Trump’s and Sessions’ fear mongering and lies have alarmed criminologists. In an unusual move, the executive board of the American Society of Criminology (ASC) — the nation’s leading academic organization in the field — issued a statement declaring that the administration’s early actions and assertions on criminal justice “demonstrate an incongruity between administrative policy efforts and well-established science about the causes and consequences of crime.”

The group’s board said it is “concerned by the actions of the Trump administration in its dissemination of misinformation and development of uninformed policy initiatives. Not only are these initiatives unscientific, they are likely to engender further cynicism about and discontent with the criminal justice system that is harmful to citizens, to members of law enforcement, and to other sources of social control.”

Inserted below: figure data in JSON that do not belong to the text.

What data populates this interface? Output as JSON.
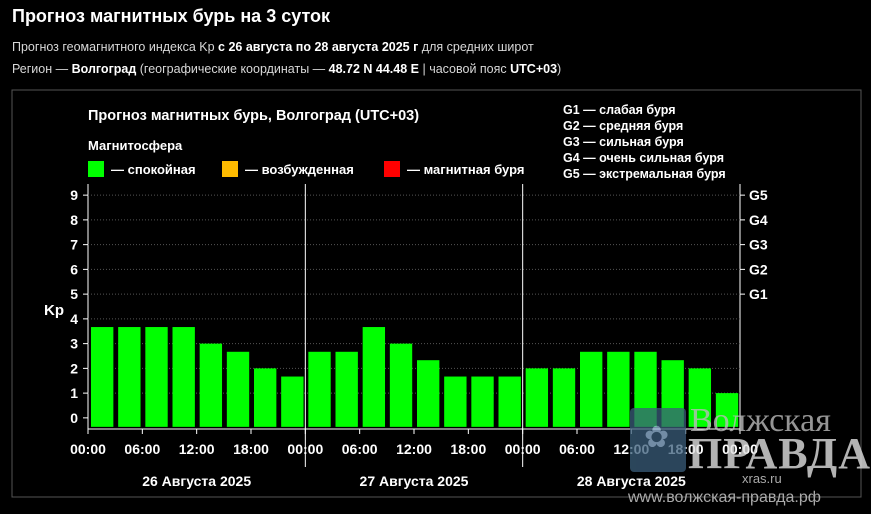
{
  "header": {
    "title": "Прогноз магнитных бурь на 3 суток",
    "line1_pre": "Прогноз геомагнитного индекса Kp ",
    "line1_bold": "с 26 августа по 28 августа 2025 г",
    "line1_post": " для средних широт",
    "line2_pre": "Регион — ",
    "line2_city": "Волгоград",
    "line2_mid": " (географические координаты — ",
    "line2_coords": "48.72 N 44.48 E",
    "line2_tzlabel": " | часовой пояс ",
    "line2_tz": "UTC+03",
    "line2_end": ")"
  },
  "chart_data": {
    "type": "bar",
    "title": "Прогноз магнитных бурь, Волгоград (UTC+03)",
    "legend_title": "Магнитосфера",
    "legend": [
      {
        "label": "— спокойная",
        "color": "#00ff00"
      },
      {
        "label": "— возбужденная",
        "color": "#ffbb00"
      },
      {
        "label": "— магнитная буря",
        "color": "#ff0000"
      }
    ],
    "storm_levels": [
      "G1 — слабая буря",
      "G2 — средняя буря",
      "G3 — сильная буря",
      "G4 — очень сильная буря",
      "G5 — экстремальная буря"
    ],
    "ylabel": "Kp",
    "ylim": [
      0,
      9
    ],
    "y_ticks": [
      "0",
      "1",
      "2",
      "3",
      "4",
      "5",
      "6",
      "7",
      "8",
      "9"
    ],
    "right_ticks": [
      {
        "value": 5,
        "label": "G1"
      },
      {
        "value": 6,
        "label": "G2"
      },
      {
        "value": 7,
        "label": "G3"
      },
      {
        "value": 8,
        "label": "G4"
      },
      {
        "value": 9,
        "label": "G5"
      }
    ],
    "x_ticks": [
      "00:00",
      "06:00",
      "12:00",
      "18:00",
      "00:00",
      "06:00",
      "12:00",
      "18:00",
      "00:00",
      "06:00",
      "12:00",
      "18:00",
      "00:00"
    ],
    "days": [
      "26 Августа 2025",
      "27 Августа 2025",
      "28 Августа 2025"
    ],
    "values": [
      3.67,
      3.67,
      3.67,
      3.67,
      3.0,
      2.67,
      2.0,
      1.67,
      2.67,
      2.67,
      3.67,
      3.0,
      2.33,
      1.67,
      1.67,
      1.67,
      2.0,
      2.0,
      2.67,
      2.67,
      2.67,
      2.33,
      2.0,
      1.0
    ],
    "bar_color": "#00ff00",
    "grid": true
  },
  "watermark": {
    "line1": "Волжская",
    "line2": "ПРАВДА",
    "line3": "xras.ru",
    "line4": "www.волжская-правда.рф"
  }
}
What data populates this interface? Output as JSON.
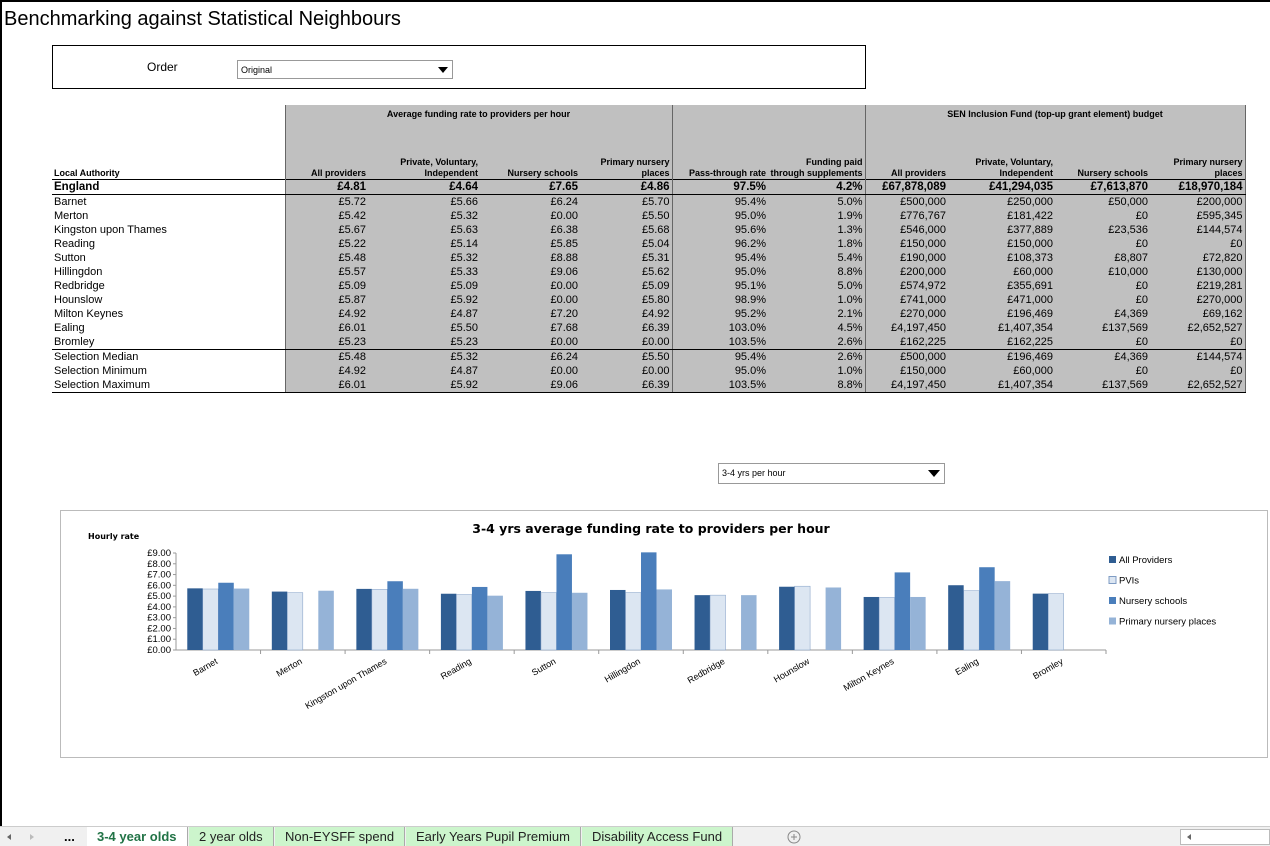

It’s unlikely that Trump will listen to them. His law enforcement hero is Joe Arpaio, the lawless former sheriff of Arizona’s Maricopa County, who has a long record of sadistic and racist behavior. He rushed through a pardon of Arpaio, who was convicted of criminal contempt for willfully disobeying a judge when she ordered him to stop racially profiling Latino drivers and detaining them without charges. Arpaio detained Latinos in what he called a “concentration camp” with inhumane conditions and torture. This was, as New York Times columnist Paul Krugman put it, “Fascism, American Style.”

Trump would like to do to America what Arpaio did to Maricopa County.

This opinion column does not necessarily reflect the views of Boulder Weekly.